A verdade é que a praça Otávio Mangabeira viveu seus 15 segundos de fama. Prefeito vai, prefeito vem, engenheiros e arquitetos apresentam projetos mirabolantes, demolindo os equipamentos existentes para a construção de novos, geralmente de gosto e forma duvidosa. Hoje, a praça Camacã foi transformada numa espécie de “Torre de babel”, onde se oferece e vende de tudo, sem qualquer organização do poder público municipal. Até mesmo a fonte luminosa está esfacelada há duas gestões, servindo de criadouros para o mosquito da dengue (Aedes aegypti).

Sorte menor teve a outrora formosa e famosa praça João Pessoa, atual José Bastos. Localizada em frente a Estação Ferroviária, a feira livre e ao Fórum Ruy Barbosa, a praça possuía uma arquitetura que privilegiava as formas e o verde, com plantas (Ficus) moldadas por podas representando diversas figuras e montagens. A praça era o primeiro cartão postal de Itabuna, aquele que deixava impresso na mente do visitante ou do futuro morador quanto era importante e rica.

E era justamente nas imediações da praça que os chegantes desciam do trem de ferro, dos paus de arara (caminhões que faziam o transporte de pessoas) vindos do “norte” (como se chamava o Norte da Bahia, Sergipe e outros estados nordestinos), ou nos ônibus (ou marinetes, como eram conhecidos). Encanto à primeira vista. Que o diga o diretor do Jornal Agora, José Adervan, ao desembarcar por essas bandas por volta de 1951.

Além de bonitas e bem cuidadas, as praças de Itabuna tinha características funcionais, abrigando serviços, só que de forma organizada. Na praça João Pessoa conviviam sem qualquer tipo de conflito com a paisagem das plantas podadas nas formas diferentes os fotógrafos ou retratistas chamados de “lambe-lambe”, devido à técnica de revelação da época que exigia umidade na reprodução e sopro na hora da secagem.

E a serventia da praça se renovava a cada parte do dia. Desde as primeiras horas da manhã chegavam os vendedores de mingau e café para servir o desejum aos passageiros do trem de ferro, dos caminhões e ônibus. Mais tarde os “lambe-lambe”, os vendedores de cocada, os pedintes e os desocupados. Por ali também eram vistos os amigos do alheio, de olho no menor descuido dos passantes para subtrair qualquer bem à vista ou nos bolsos.

À noite, a praça abrigava outros visitantes, estes, os noturnos, bem divergentes dos diurnos, que vendiam outros tipos de mercadoria. No escuro da noite, sob as fracas luzes das lâmpadas colocadas em cima dos postes de ferro fundido trabalhados com desenho em alto-relevo, eis que chegavam as mulheres de vida fácil, conforme os costumes da época, nem sempre politicamente corretos, em busca do amor de aluguel.

Outros personagens que ocupavam a praça todas as noites eram as empregadas (hoje conhecidas como domésticas ou secretárias do lar), antes chamadas pejorativamente de “graxeiras” devido à gordura usada nas cozinhas. Essas vinham em busca de namorados com intenção de casar, constituir família, criar filhos e deixar o emprego na casa dos granfinos.

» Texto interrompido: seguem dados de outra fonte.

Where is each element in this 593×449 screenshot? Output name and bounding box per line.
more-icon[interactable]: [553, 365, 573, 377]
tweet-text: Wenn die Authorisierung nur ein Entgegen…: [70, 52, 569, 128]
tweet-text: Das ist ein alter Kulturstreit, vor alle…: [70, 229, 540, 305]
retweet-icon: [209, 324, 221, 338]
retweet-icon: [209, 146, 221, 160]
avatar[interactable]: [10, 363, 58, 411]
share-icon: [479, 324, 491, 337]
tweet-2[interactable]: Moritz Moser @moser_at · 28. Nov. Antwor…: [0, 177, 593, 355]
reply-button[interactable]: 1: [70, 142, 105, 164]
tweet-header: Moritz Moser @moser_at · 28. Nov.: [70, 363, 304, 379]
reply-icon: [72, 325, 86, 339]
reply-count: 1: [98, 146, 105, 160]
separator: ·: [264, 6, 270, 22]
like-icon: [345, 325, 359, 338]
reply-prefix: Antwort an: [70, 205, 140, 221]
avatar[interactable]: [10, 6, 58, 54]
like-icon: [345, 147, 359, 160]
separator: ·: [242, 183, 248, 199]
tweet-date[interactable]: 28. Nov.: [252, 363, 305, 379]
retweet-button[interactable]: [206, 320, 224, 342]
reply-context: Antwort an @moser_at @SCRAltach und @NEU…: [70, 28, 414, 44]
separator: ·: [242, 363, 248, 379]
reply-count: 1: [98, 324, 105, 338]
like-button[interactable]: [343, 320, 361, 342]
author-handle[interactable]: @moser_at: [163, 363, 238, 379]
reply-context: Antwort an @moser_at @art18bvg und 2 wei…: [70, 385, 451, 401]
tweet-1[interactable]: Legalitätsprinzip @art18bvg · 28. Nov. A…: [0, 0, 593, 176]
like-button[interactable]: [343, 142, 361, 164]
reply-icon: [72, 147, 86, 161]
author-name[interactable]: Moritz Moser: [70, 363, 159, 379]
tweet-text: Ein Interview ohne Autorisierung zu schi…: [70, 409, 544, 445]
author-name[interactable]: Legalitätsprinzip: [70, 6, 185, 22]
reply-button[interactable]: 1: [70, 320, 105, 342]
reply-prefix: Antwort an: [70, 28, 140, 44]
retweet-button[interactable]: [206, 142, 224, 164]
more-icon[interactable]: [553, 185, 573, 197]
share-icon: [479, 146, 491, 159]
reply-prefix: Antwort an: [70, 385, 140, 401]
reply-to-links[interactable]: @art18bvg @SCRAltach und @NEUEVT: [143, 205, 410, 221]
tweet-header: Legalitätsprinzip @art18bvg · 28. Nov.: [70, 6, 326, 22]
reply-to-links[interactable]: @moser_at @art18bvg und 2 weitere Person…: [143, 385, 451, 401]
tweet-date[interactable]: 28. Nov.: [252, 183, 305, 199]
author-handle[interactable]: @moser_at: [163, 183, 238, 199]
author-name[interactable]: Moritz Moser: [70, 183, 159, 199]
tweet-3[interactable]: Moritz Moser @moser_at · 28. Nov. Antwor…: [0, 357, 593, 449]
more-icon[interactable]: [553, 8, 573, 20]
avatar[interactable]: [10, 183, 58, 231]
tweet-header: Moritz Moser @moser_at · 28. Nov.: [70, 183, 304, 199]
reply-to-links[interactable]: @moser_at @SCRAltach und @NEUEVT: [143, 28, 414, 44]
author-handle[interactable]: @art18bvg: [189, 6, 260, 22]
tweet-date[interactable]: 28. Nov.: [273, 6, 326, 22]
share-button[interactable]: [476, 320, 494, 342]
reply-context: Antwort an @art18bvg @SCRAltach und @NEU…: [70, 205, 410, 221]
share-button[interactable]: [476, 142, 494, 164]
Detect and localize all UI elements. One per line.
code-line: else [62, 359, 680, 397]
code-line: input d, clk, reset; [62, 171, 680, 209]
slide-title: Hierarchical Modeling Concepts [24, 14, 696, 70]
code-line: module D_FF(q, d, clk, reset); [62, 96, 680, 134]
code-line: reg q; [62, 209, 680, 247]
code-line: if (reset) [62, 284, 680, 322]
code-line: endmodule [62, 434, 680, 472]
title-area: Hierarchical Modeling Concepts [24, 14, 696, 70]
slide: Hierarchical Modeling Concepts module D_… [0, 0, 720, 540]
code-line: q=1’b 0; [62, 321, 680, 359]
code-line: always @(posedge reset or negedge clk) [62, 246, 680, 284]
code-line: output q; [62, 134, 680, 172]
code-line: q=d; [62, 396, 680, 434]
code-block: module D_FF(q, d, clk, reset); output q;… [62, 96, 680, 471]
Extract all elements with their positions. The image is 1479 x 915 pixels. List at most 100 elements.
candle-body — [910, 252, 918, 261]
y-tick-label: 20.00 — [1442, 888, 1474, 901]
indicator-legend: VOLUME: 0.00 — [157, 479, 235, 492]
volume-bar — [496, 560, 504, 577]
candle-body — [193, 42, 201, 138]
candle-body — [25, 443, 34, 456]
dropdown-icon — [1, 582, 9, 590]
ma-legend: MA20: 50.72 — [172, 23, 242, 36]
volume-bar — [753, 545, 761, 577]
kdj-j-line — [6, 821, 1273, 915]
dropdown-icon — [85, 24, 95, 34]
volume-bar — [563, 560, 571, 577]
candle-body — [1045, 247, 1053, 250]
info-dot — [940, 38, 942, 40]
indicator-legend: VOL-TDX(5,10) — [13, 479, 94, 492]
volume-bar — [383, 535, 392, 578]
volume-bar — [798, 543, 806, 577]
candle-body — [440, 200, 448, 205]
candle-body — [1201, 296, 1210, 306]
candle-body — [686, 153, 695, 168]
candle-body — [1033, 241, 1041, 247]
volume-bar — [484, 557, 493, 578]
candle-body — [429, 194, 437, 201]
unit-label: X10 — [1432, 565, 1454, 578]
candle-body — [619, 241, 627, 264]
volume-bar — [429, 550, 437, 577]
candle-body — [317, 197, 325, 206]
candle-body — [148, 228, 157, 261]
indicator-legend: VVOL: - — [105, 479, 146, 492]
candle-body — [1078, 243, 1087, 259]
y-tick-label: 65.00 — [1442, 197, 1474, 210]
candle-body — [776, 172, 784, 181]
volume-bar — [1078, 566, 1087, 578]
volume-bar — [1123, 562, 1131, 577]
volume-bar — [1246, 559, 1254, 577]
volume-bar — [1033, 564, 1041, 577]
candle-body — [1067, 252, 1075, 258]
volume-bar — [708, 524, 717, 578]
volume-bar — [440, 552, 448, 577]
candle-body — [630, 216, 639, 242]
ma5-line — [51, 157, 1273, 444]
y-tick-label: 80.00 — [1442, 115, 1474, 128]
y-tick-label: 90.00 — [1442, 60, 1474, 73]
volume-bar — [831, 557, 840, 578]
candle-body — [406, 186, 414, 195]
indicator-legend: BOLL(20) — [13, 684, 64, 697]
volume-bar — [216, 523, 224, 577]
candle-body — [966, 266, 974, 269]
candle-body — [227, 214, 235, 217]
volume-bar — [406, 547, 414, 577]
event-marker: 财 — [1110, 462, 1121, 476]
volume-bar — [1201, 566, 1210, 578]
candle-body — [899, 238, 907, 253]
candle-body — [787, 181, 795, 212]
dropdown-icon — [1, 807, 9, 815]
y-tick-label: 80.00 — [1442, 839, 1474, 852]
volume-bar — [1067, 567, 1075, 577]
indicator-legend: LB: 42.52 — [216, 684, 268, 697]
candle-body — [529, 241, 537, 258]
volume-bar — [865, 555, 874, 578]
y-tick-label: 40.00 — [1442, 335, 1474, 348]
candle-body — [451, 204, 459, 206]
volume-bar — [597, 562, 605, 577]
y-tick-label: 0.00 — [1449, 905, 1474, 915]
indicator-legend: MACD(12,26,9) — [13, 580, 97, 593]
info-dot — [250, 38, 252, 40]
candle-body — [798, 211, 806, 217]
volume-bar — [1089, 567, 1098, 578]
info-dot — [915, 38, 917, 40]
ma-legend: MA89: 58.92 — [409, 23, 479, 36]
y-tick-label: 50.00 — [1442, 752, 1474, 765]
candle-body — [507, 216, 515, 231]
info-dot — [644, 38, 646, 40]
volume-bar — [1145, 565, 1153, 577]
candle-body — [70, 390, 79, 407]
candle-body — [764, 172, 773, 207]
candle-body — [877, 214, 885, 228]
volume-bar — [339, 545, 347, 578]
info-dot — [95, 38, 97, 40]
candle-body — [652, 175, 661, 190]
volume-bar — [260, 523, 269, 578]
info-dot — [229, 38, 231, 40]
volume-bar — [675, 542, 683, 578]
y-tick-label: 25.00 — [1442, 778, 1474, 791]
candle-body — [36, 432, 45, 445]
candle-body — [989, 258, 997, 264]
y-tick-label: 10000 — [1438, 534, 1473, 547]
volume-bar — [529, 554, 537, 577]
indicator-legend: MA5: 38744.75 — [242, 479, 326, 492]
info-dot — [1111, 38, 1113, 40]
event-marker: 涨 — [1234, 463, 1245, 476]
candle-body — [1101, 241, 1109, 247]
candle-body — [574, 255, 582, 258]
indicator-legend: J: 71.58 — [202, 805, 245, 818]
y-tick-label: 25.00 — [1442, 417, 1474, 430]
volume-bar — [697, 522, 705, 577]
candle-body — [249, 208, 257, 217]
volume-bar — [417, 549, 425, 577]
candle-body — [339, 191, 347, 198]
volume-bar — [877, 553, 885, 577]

Como acontece até hoje e deverá durar per saecula saeculorum, nem sempre essas moças resistiam aos encantos dos “gaiatos citadinos” que se desmanchavam com promessas e juras de amor eterno. As falsas promessas, feitas na calada da noite somente eram descobertas após três quatro meses depois, com a mudanças nas curvas do corpo das singelas sonhadoras.

Daquela época até ao presente momento, de vez em quando conhecemos alguém com saudade da beleza da praça, que perdeu a beleza do paisagismo, a originalidade e seus ocupantes. Os estudantes secundaristas e operários que antes frequentavam a praça deram lugar – quem sabe? – aos possíveis filhos e netos que frequentam a faculdade em frente. E quanto ao amor…mudaram os costumes, a forma, mas continua o mesmo.